On Monday evening, as millions of Egyptians filled the streets around the presidential palace in Cairo, the atmosphere could almost be described as electric; countless voices chanted for President Mohamed Morsi to go and, as the nation anticipates the fall of the Muslim Brotherhood, a band entertained the masses with live music.
Cairokee, a popular Egyptian band, performed a live concert for the protesters. Invited by the organizers of the demonstration, the band played songs of revolution and national pride, bringing an almost festive atmosphere to the event. Cairokee lead singer, Amir Eid, told the newspaper Daily News Egypt “The situation is getting worse and the people can no longer accept it. Everyone wants to express himself, this is how they and we chose to do it, and I think that is the beginning of democracy.”
The crowd responded enthusiastically; singing along with songs which had lyrics such as “we are the people… and our path is right,” and “you say ‘justice,’ and they call you a betrayer.” The band played five songs; one of which appeared to address the Muslim Brotherhood directly: “And suddenly they are against us, when they were standing by us and sleeping next to us…why don’t you come see with your own eyes those in the street, I swear we are Egyptians.”
On Monday, the Egyptian military delivered an ultimatum to Muslim Brotherhood-backed Morsi, giving him 48 hours to acknowledge the will of the Egyptian people, or face a military takeover. The millions of protesters seemed encouraged by the announcement; realizing that their armed forces were with them. Since that time, police and soldiers have joined the demonstrations. Egyptian security forces has practically cordoned off Tahrir square to protect the demonstrators from attack by pro-government Islamists.

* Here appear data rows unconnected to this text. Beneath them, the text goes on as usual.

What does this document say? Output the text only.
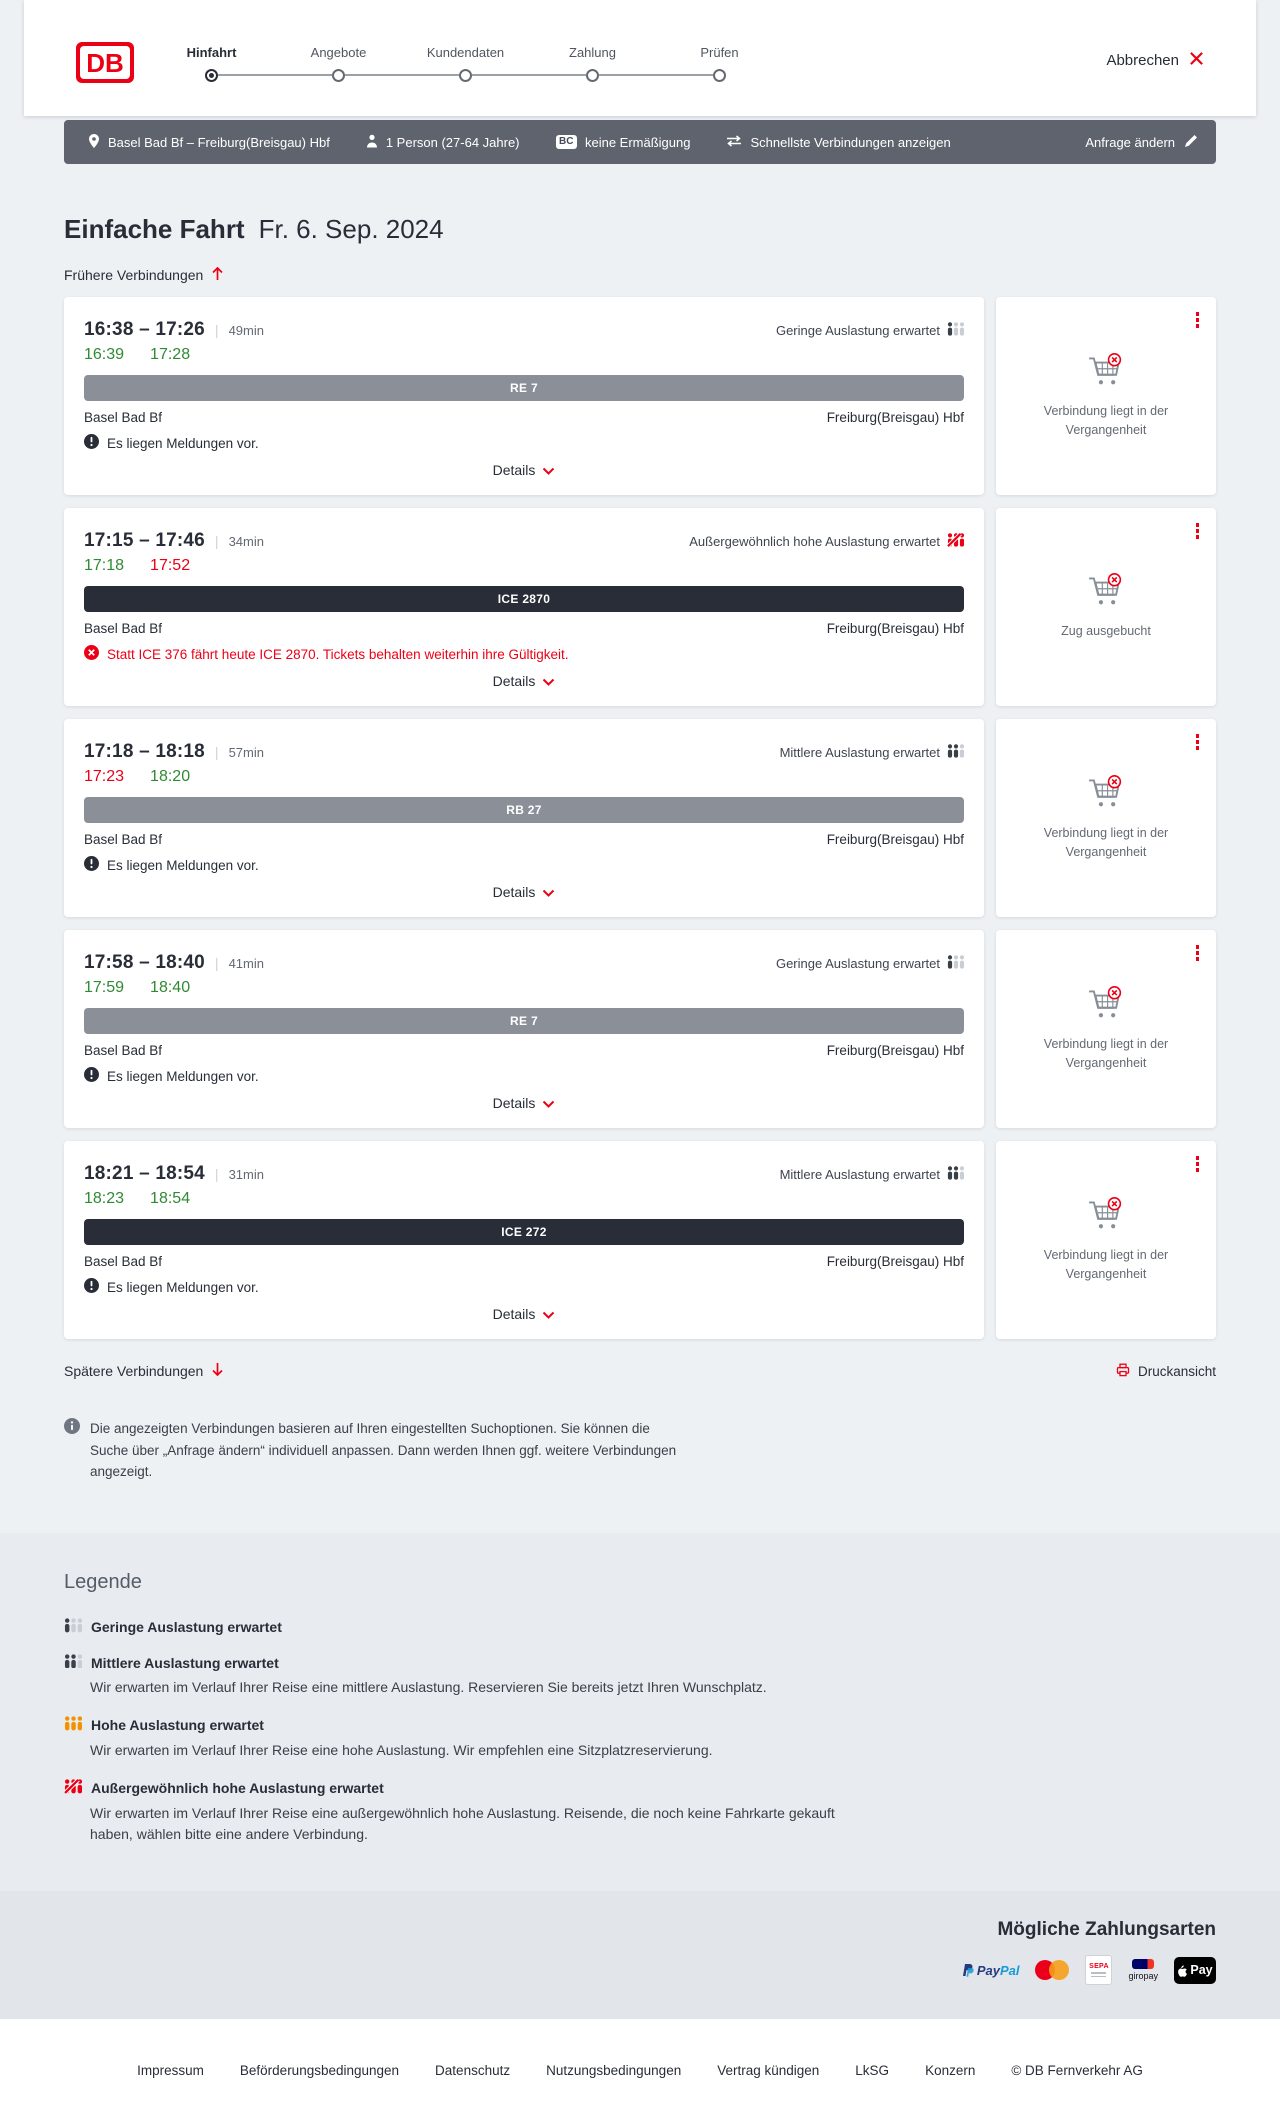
DB	Hinfahrt	Angebote	Kundendaten	Zahlung	Prüfen	Abbrechen
Basel Bad Bf – Freiburg(Breisgau) Hbf	1 Person (27-64 Jahre)	BC keine Ermäßigung	Schnellste Verbindungen anzeigen	Anfrage ändern
Einfache Fahrt Fr. 6. Sep. 2024
Frühere Verbindungen
16:38 – 17:26 | 49min	Geringe Auslastung erwartet
16:39 17:28
RE 7
Basel Bad Bf	Freiburg(Breisgau) Hbf
Es liegen Meldungen vor.
Details
Verbindung liegt in der Vergangenheit
17:15 – 17:46 | 34min	Außergewöhnlich hohe Auslastung erwartet
17:18 17:52
ICE 2870
Basel Bad Bf	Freiburg(Breisgau) Hbf
Statt ICE 376 fährt heute ICE 2870. Tickets behalten weiterhin ihre Gültigkeit.
Details
Zug ausgebucht
17:18 – 18:18 | 57min	Mittlere Auslastung erwartet
17:23 18:20
RB 27
Basel Bad Bf	Freiburg(Breisgau) Hbf
Es liegen Meldungen vor.
Details
Verbindung liegt in der Vergangenheit
17:58 – 18:40 | 41min	Geringe Auslastung erwartet
17:59 18:40
RE 7
Basel Bad Bf	Freiburg(Breisgau) Hbf
Es liegen Meldungen vor.
Details
Verbindung liegt in der Vergangenheit
18:21 – 18:54 | 31min	Mittlere Auslastung erwartet
18:23 18:54
ICE 272
Basel Bad Bf	Freiburg(Breisgau) Hbf
Es liegen Meldungen vor.
Details
Verbindung liegt in der Vergangenheit
Spätere Verbindungen	Druckansicht
Die angezeigten Verbindungen basieren auf Ihren eingestellten Suchoptionen. Sie können die Suche über „Anfrage ändern“ individuell anpassen. Dann werden Ihnen ggf. weitere Verbindungen angezeigt.
Legende
Geringe Auslastung erwartet
Mittlere Auslastung erwartet

Wir erwarten im Verlauf Ihrer Reise eine mittlere Auslastung. Reservieren Sie bereits jetzt Ihren Wunschplatz.

Hohe Auslastung erwartet

Wir erwarten im Verlauf Ihrer Reise eine hohe Auslastung. Wir empfehlen eine Sitzplatzreservierung.

Außergewöhnlich hohe Auslastung erwartet

Wir erwarten im Verlauf Ihrer Reise eine außergewöhnlich hohe Auslastung. Reisende, die noch keine Fahrkarte gekauft haben, wählen bitte eine andere Verbindung.

Mögliche Zahlungsarten
PayPal	SEPA
giropay	Pay
Impressum	Beförderungsbedingungen	Datenschutz	Nutzungsbedingungen	Vertrag kündigen	LkSG	Konzern	© DB Fernverkehr AG
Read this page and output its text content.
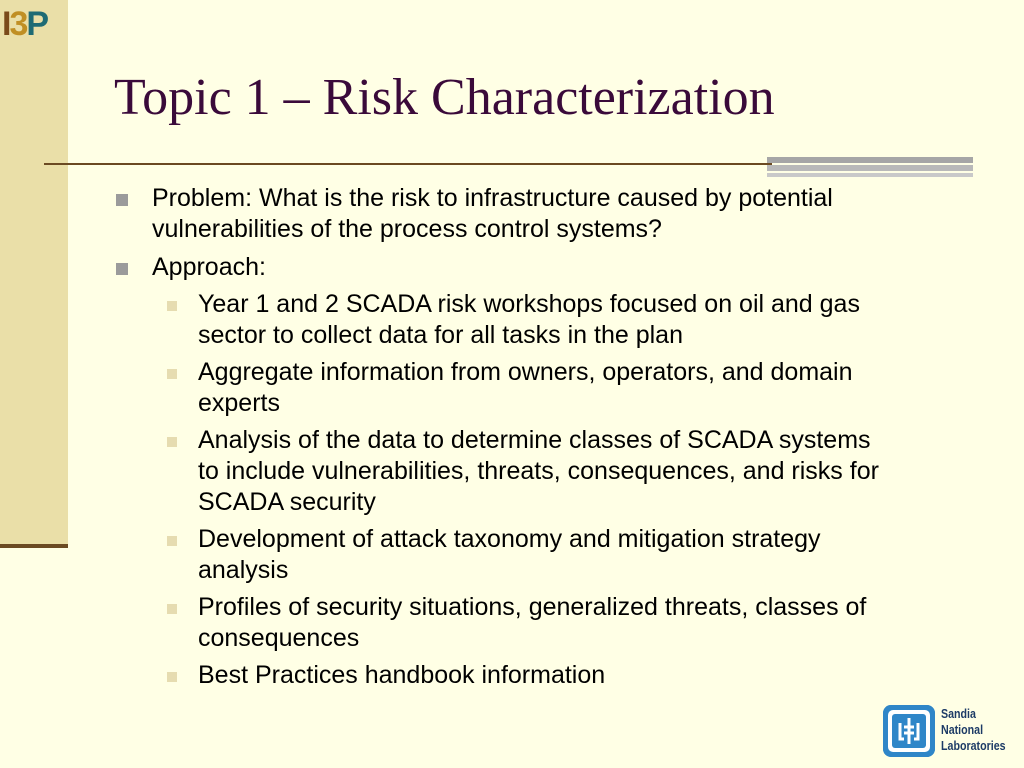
I3P
Topic 1 – Risk Characterization
Problem: What is the risk to infrastructure caused by potential vulnerabilities of the process control systems?
Approach:
Year 1 and 2 SCADA risk workshops focused on oil and gas sector to collect data for all tasks in the plan
Aggregate information from owners, operators, and domain experts
Analysis of the data to determine classes of SCADA systems to include vulnerabilities, threats, consequences, and risks for SCADA security
Development of attack taxonomy and mitigation strategy analysis
Profiles of security situations, generalized threats, classes of consequences
Best Practices handbook information
Sandia
National
Laboratories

It seems likely that the Muslim Brotherhood and its sympathizers are on a deadly collision course with the military; a clash that many Egyptians appear to relish.

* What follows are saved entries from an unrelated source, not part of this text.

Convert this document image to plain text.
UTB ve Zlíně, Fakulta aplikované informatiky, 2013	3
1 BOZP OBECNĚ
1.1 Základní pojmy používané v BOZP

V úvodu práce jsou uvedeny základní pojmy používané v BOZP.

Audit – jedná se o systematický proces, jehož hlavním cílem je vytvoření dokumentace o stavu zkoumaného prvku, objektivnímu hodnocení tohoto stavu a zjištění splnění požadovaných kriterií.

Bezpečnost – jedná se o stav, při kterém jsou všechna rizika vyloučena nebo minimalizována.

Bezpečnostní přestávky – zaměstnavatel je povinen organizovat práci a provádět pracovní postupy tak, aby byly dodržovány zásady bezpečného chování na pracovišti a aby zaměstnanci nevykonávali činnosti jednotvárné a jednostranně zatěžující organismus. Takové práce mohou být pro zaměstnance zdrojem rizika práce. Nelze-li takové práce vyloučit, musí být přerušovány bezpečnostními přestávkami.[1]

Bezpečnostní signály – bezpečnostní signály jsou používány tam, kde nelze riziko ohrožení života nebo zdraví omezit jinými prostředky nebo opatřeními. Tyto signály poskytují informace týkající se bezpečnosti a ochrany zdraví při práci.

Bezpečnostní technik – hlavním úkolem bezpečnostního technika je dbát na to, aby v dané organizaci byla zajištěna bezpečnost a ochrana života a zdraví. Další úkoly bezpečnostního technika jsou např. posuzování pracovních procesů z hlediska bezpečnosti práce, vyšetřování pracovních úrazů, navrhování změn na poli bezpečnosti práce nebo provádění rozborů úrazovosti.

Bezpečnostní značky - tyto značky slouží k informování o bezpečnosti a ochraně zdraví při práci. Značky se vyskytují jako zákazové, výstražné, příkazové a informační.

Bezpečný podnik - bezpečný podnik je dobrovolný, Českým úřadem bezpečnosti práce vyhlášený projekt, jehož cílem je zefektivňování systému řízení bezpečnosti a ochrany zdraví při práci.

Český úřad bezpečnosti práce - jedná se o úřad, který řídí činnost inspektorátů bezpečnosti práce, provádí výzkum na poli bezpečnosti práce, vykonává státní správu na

President Morsi delivered a rebuttal to the demands of the military, insisting that he is the legitimate head of state and refusing to step down. In a response Tuesday, The Supreme Council of the Armed Forces posted a statement on its official Facebook page which said: “We swear to God that we will sacrifice even our blood for Egypt and its people, to defend them against any terrorist, radical or fool.” A number of casualties have now been reported from skirmishes between Morsi supporters and those who are demanding his ouster. Muslim Brotherhood offices across the country have been attacked; some of them burnt down.
As the tension builds and much of Egypt anticipates the fall of the Muslim Brotherhood and President Morsi, there is almost a sense of excitement and celebration in the air. One of the witnesses to Monday night’s concert, protester Mohamed Farahat, said “The performance was great and very relevant to what we are going through. This amount of positive energy and amazing vibe makes me wish we would have a revolution every day.”
It seems unlikely that Morsi will still be the President of Egypt by the end of the day. Should that, in fact, turn out to be the case, Egyptians may be treated to a celebratory concert by Cairokee.